Meseleyi biraz daha geniş açıdan baktığımızda göreceksiniz ki aslında kendi içimizde bölük pörçük bir yapıya sahibi ve asla bunun farkında değiliz. İşte bunun farkında olan batılı devletler ülkemiz içinde nerede ne yaparlarsa karşılığı ne olacak çok iyi biliyorlar. Bu açığı kapatmanın en iyi yolu hepimiz 15 Temmuz darbe girişimi sonrasında el ele verdiğimiz gibi sürekli devam ettirmemiz gereken bir sürece dönüştürmeliyiz.
Aslında 1 yıl önce bu konuda bir uzlaşı ve beraberlik olduğunda sevinmiştik ancak siyaset ve güç savaşları maalesef kalıcı olmasına mani oluyor.
Yaşanan bu vahim süreç içinde elbette vahamete uğrayanlar olmuş olabilir. Bu konuda yanlışlıkla veya hatalı bir işlem yapılanlar var ise acilen bunların hakları iade edilmelidir. Mesele o kadar karmaşık olduğu için demem odur ki onlarca soru ve onlarca cevabı vardır.
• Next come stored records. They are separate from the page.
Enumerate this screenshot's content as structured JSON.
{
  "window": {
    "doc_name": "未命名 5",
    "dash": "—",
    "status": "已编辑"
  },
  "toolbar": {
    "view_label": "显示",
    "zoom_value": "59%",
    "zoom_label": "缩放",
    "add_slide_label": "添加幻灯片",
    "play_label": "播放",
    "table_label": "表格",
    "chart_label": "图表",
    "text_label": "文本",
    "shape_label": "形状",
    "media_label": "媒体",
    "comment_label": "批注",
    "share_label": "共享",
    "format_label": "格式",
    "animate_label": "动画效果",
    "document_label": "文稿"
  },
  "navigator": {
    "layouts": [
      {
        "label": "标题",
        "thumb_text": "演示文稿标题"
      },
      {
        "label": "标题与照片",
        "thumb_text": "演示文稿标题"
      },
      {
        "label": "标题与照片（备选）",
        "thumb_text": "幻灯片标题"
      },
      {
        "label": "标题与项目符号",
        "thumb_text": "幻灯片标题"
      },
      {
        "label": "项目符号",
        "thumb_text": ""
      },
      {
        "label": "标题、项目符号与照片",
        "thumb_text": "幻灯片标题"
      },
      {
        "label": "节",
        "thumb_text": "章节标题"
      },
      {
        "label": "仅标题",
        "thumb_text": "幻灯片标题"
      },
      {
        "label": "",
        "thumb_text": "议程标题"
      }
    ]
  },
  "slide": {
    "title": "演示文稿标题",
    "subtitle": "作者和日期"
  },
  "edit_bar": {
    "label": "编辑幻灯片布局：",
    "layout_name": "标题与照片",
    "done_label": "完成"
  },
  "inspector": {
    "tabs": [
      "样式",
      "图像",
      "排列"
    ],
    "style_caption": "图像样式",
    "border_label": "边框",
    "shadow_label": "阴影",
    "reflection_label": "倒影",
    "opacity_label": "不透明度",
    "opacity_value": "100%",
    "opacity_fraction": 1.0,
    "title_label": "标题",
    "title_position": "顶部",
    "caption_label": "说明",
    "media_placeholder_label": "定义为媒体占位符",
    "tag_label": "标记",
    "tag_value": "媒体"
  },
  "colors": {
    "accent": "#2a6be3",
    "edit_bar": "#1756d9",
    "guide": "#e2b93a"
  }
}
Efendim bunları filan parti buraya getirdi? Asla katılmadığım bir soru evet her parti katkıda az veya çok katkı sağlamış olabilir ama önemli olan az da çok da olsa birilerinin hedefe ulaşmaya yakın fark edilmiş ve bertaraf edilmiş olmaları elbette takdire şayandır.
15 Temmuz Darbe girişimini yapan FETÖ örgütünün açtığı yaralar saymakla bitmez. Ekonomide, sektörlerde ciddi yaralar açılmış ve hala bunun farkında olmayanlar var. Esnaf ve sanatkârların aldığı yaraları hala kimse görmemiş ya da görmüştür ama sıra onların durumunu iyileştirmeye sıra gelmemiştir.
Para, güç ve sermaye temeline dayanan yapısıyla güçlenmiş bu yapının bozduğu düzeni düzene sokmak zor ama imkânsız değildir. Allah 15 Temmuz gecesi devletimizi ve milletimizin yanında olmuş bu süreçten en az hasarla çıkmayı başarmışız. FETÖ örgütü içine girmiş iyi niyetli veya Allah rızası için hizmet edeyim diyerek farkında olmadan katılmış şimdi cezaevlerinde olanlar olabilir. Onlar için elbette üzülürüm çünkü 1 günlük özgürlüğün bedelini karşılayacak kadar para dünyada mevcut değildir.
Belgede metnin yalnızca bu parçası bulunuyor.